ProductTank AMS: How Miro's Ben Stein shifted to prototype-first PM with AI
Ben Stein is a Senior Product Manager at Miro, the visual collaboration platform. In a session published by ProductTank AMS in May 2026, he described a shift in how he approaches product work — moving away from traditional specification-first thinking and toward a prototype-first approach enabled almost entirely by AI tools.
The context matters. Miro builds tools used by product teams, so Stein works in an environment that is both AI-native and unusually close to product methodology conversations. What he describes is not a pilot or an experiment — it is how he actually runs day-to-day product work in 2026.
From specs to working prototypes
The centerpiece of the shift is using AI to move directly from a rough concept to a functional, interactive prototype without writing code. Stein built the Miro Engage prototype — a feature for facilitating structured collaboration — almost entirely through AI-assisted workflows. The resulting prototype was usable enough for stakeholder feedback without design polish or engineering involvement.
The practical consequence of this approach is that the question “what should we build?” becomes answerable with less upfront investment. Because building costs less, teams can test more hypotheses before committing. Stein’s argument is that this changes which PM skills matter most: the ability to reject ideas quickly and identify which prototypes reveal real signal becomes more valuable than the ability to write thorough specifications.
Automating the repetitive layer
Alongside prototyping, Stein built a weekly update workflow by connecting Jira, GitHub, Slack, and meeting transcripts. The workflow pulls activity across those sources and prepares a ready-to-share summary. A task that previously took 30 to 60 minutes of manual aggregation now takes a few minutes of review and editing.
This is representative of a pattern that appears across multiple 2026 case studies: the highest-value AI automation targets the coordination and synthesis work that occurs between meaningful decisions. Writing a summary of what happened is not judgment — it is aggregation. Removing it from the PM’s plate does not reduce PM value; it redirects attention toward where judgment is actually needed.
What the shift requires
The article is candid about what changes when prototyping and synthesis become faster. The premium on problem selection increases. Choosing which hypothesis to test, which prototype to show stakeholders, which feedback to act on — these decisions carry more weight when acting on them costs less. Stein’s framing: “When building becomes easier, the real superpower is deciding what not to build.”

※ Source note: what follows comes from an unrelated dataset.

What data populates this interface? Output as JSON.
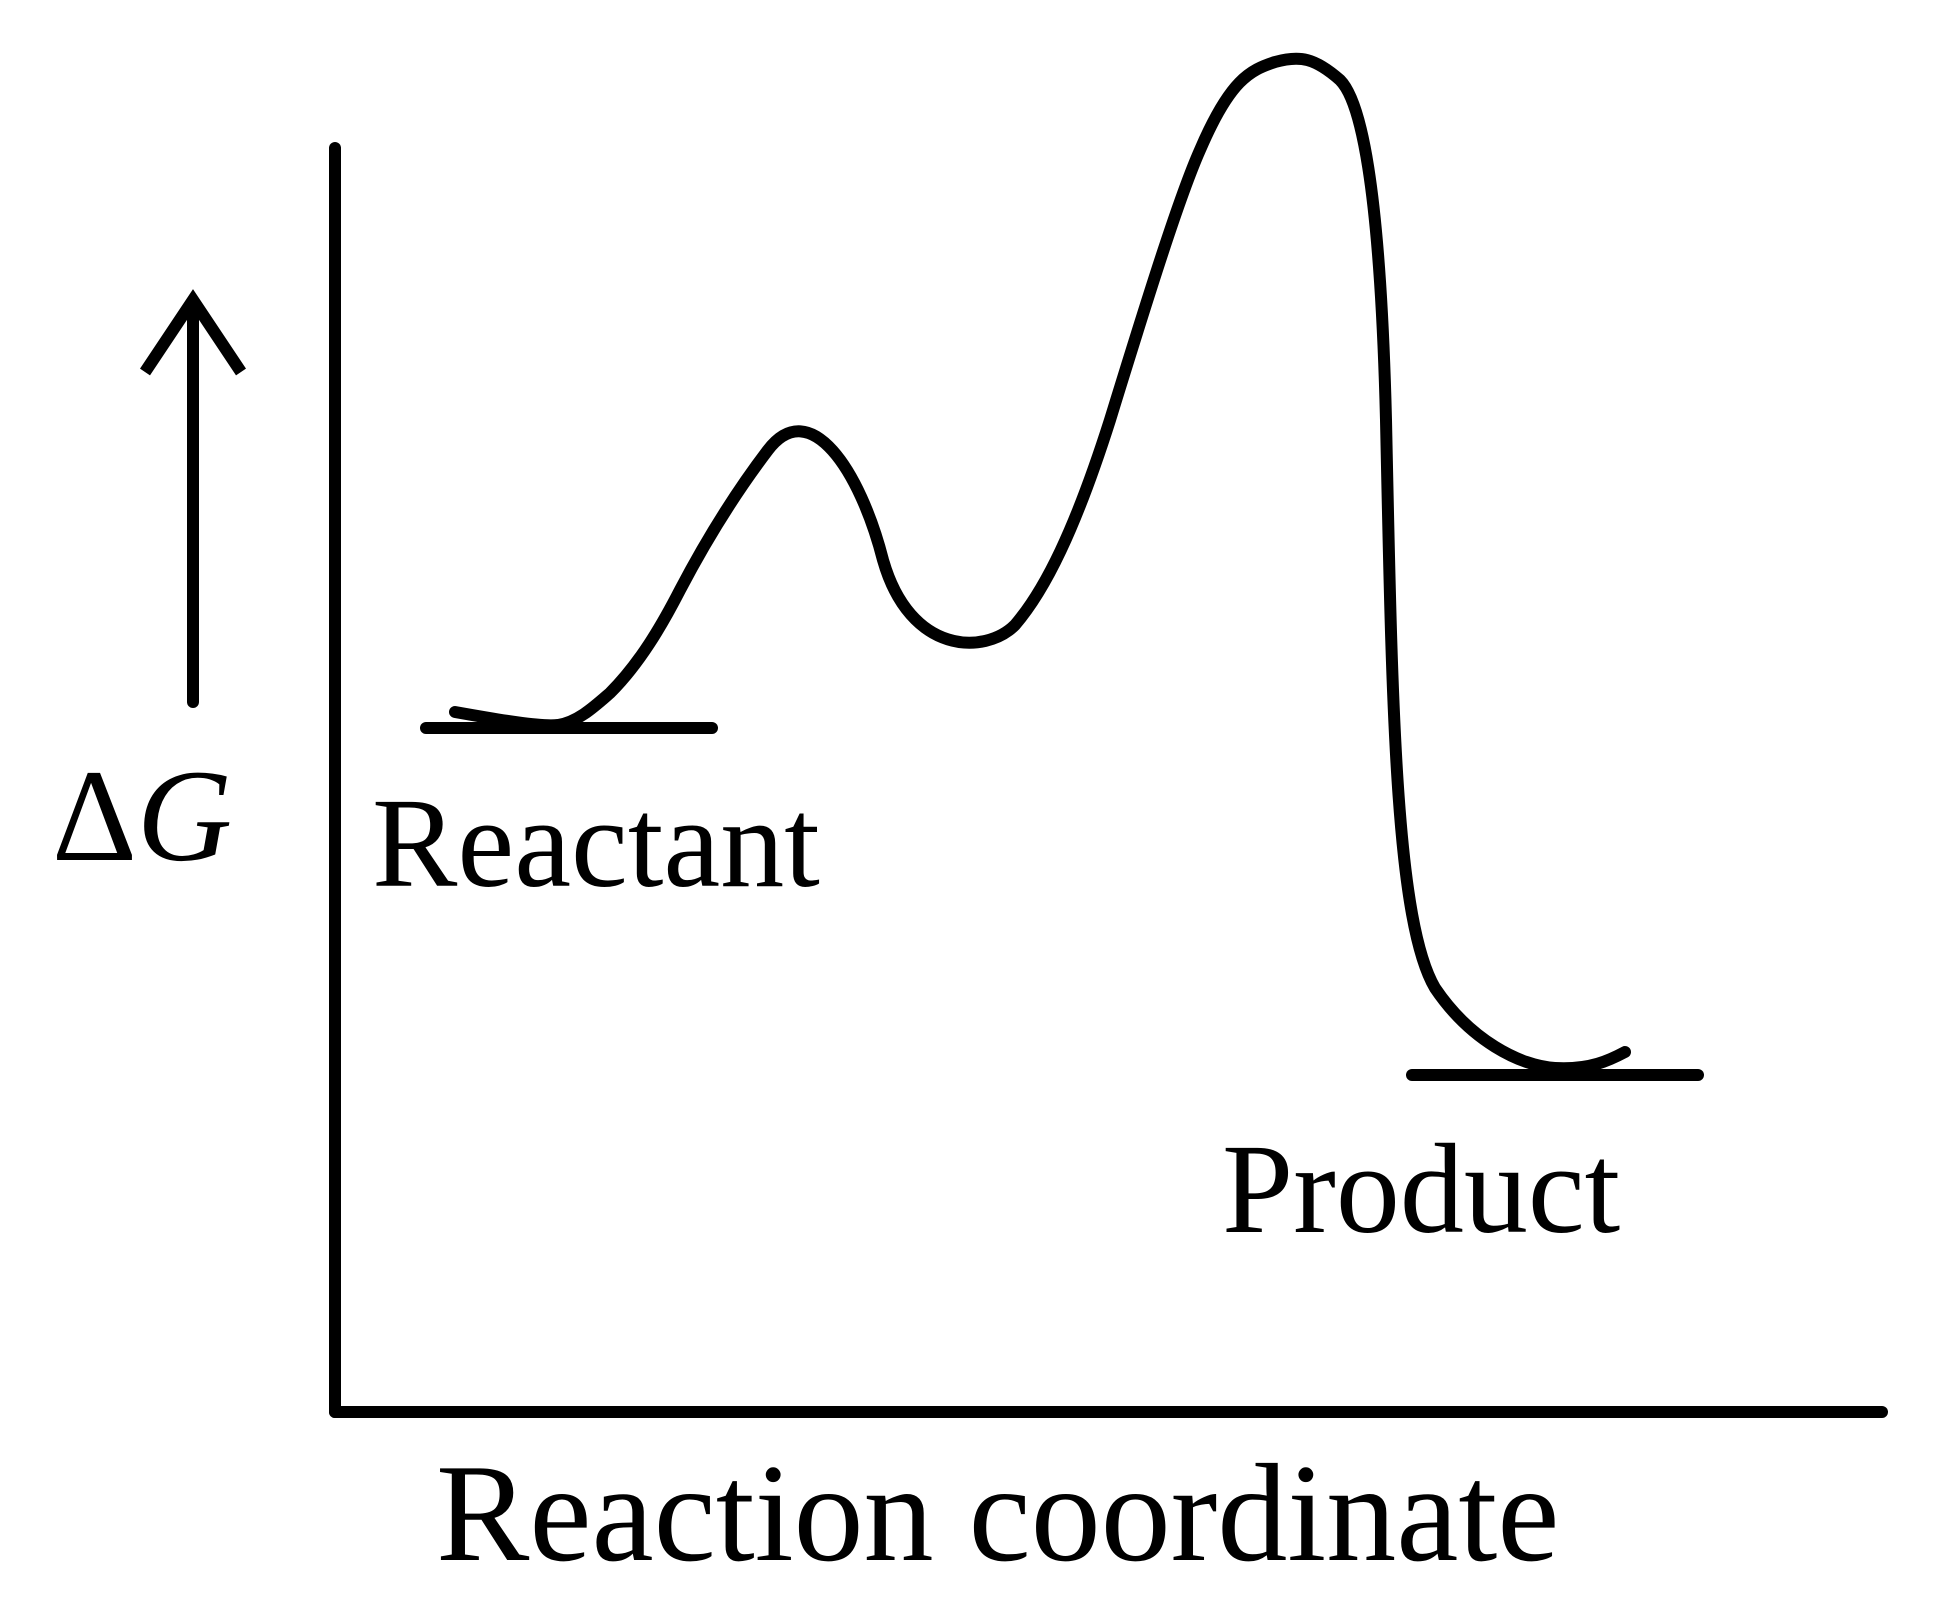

Teams that benefit most from this pattern tend to have clear product principles, enough direct user access to evaluate prototypes quickly, and a willingness to discard work before it becomes a commitment. Teams without those conditions may build more things faster without necessarily building better things.
Who this is useful for
Product managers working at mid-size B2B or SaaS companies, particularly those involved in internal tooling or collaboration software, will find Stein’s account directly applicable. Managers at larger companies where prototype fidelity expectations are higher may need to adjust the approach, but the underlying workflow automation principles transfer broadly.